L’action en responsabilité délictuelle engagée par le vendeur contre le candidat acquéreur est mal fondée. En effet, le compromis est devenu de plein droit caduc six mois après sa signature, en application de l’art. 42 de la loi du 1er juin 1924, applicable dans les départements du Bas-Rhin, du Haut-Rhin et de la Moselle, faute de réitération par acte authentique ou de demande en justice tendant à la passation forcée de l’acte.

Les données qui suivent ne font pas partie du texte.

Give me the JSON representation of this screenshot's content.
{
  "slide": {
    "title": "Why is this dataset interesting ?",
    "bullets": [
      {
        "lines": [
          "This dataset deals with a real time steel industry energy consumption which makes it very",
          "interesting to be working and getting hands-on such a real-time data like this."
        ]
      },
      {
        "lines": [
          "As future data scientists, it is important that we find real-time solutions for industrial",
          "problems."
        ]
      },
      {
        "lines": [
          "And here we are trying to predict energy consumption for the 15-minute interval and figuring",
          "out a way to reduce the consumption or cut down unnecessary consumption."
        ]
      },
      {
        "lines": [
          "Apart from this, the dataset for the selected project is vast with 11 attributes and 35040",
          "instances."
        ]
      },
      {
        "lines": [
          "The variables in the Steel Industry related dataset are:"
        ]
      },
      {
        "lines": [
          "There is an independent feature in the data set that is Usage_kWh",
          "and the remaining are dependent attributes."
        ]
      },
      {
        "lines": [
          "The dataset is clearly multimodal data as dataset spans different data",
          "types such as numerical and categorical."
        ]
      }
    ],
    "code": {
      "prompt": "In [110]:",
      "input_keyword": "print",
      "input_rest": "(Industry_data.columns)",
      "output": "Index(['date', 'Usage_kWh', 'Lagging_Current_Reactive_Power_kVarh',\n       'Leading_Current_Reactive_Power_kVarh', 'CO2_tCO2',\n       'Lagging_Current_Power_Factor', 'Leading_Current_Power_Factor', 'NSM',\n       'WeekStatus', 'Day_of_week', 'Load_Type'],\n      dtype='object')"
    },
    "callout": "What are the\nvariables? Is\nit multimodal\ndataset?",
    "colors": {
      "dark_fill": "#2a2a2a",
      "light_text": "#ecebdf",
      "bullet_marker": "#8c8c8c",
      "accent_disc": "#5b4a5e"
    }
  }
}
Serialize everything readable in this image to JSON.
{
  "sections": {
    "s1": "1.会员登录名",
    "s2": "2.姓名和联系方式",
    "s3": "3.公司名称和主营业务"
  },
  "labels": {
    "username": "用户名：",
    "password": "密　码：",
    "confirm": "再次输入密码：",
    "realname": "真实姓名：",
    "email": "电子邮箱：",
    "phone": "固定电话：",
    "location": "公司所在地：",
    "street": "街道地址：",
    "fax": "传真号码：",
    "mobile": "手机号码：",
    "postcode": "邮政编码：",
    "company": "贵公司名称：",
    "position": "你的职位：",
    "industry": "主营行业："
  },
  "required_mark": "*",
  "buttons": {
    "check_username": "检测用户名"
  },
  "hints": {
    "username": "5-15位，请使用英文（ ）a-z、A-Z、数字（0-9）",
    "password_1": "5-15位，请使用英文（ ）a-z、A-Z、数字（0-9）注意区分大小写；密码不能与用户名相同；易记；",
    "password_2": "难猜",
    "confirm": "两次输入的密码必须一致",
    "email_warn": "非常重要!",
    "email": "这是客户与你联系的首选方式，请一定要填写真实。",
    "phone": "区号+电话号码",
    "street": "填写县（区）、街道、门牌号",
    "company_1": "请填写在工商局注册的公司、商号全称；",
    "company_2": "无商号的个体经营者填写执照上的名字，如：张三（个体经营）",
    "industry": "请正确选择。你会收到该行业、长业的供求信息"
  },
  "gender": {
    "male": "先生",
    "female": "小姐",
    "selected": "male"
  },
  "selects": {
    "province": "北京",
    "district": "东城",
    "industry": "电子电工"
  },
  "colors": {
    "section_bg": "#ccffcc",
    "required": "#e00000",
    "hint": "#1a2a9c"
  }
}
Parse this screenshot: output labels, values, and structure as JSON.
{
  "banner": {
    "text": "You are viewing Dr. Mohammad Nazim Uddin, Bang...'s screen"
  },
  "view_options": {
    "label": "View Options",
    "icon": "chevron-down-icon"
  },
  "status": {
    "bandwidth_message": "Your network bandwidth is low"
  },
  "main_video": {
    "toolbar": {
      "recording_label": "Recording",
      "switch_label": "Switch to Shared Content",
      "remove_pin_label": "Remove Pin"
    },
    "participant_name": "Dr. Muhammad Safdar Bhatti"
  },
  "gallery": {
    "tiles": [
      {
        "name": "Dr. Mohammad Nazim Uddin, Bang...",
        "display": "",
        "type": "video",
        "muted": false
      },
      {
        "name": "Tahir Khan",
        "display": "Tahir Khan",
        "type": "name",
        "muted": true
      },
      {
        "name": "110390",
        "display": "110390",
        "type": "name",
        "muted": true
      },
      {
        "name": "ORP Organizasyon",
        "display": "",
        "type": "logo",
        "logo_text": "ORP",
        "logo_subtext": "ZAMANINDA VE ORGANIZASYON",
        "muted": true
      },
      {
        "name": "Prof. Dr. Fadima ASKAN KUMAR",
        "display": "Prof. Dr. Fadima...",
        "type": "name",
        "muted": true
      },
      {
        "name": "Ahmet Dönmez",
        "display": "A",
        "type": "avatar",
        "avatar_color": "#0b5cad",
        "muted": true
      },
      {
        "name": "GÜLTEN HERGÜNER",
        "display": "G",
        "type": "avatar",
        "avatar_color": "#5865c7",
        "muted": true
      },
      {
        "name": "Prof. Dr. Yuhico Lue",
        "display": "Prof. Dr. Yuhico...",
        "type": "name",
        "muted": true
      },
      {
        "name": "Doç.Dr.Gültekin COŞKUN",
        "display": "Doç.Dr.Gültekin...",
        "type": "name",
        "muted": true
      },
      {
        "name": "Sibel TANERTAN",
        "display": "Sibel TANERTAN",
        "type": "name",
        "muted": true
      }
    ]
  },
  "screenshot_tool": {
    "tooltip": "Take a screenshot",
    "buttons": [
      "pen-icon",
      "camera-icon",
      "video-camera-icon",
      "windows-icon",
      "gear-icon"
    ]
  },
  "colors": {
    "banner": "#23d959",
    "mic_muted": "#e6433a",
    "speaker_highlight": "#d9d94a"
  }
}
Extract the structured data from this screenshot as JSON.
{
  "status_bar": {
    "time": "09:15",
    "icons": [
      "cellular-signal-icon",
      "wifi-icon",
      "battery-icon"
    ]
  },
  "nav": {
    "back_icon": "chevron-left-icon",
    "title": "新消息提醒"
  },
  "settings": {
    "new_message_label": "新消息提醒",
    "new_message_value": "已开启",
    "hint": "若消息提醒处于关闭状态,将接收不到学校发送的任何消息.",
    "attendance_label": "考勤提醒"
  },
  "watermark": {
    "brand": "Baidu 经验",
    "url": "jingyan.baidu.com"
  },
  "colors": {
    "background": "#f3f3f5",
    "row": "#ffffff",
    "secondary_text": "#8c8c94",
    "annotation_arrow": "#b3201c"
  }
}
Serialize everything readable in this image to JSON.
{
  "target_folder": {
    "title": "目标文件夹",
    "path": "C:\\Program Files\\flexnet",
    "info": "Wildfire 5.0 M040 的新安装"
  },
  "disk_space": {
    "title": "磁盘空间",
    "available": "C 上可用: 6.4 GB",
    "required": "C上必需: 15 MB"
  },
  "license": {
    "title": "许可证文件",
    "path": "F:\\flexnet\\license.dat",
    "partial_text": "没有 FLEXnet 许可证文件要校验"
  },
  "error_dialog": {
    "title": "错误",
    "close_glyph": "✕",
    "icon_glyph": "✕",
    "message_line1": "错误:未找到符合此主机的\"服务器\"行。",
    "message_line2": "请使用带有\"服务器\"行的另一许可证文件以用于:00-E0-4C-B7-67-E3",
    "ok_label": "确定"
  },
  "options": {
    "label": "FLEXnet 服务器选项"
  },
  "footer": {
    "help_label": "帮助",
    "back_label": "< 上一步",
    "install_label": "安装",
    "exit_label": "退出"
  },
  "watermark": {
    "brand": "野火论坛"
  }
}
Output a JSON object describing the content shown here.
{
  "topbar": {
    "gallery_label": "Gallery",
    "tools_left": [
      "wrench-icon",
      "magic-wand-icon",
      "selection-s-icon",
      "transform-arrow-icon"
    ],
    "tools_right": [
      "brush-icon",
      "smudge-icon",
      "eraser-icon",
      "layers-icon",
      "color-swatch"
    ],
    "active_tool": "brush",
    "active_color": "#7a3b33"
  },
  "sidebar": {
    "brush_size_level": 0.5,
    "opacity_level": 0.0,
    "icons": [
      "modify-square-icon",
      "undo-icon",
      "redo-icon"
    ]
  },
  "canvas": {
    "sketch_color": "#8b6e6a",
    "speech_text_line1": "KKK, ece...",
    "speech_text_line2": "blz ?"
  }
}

Il n’est pas établi que le candidat acquéreur aurait induit le vendeur en erreur quant à ses intentions, le seul fait de ne pas s’être rendu au rendez-vous fixé par le notaire étant insuffisant à caractériser une faute. D’ailleurs, il apparaît que la banque a considéré le contrat de prêt résolu faute de signature de la vente dans les quatre mois de l’offre. Il est indifférent que la banque ait consenti à un délai de plus de quatre mois pour la conclusion du contrat principal, comme le permet l’article L. 312-12 du Code de la consommation. De plus, la réitération de la vente dépendait aussi de la venderesse, laquelle ne justifie d’aucune diligence pour faire en sorte que l’acte soit signé rapidement malgré la caducité du compromis.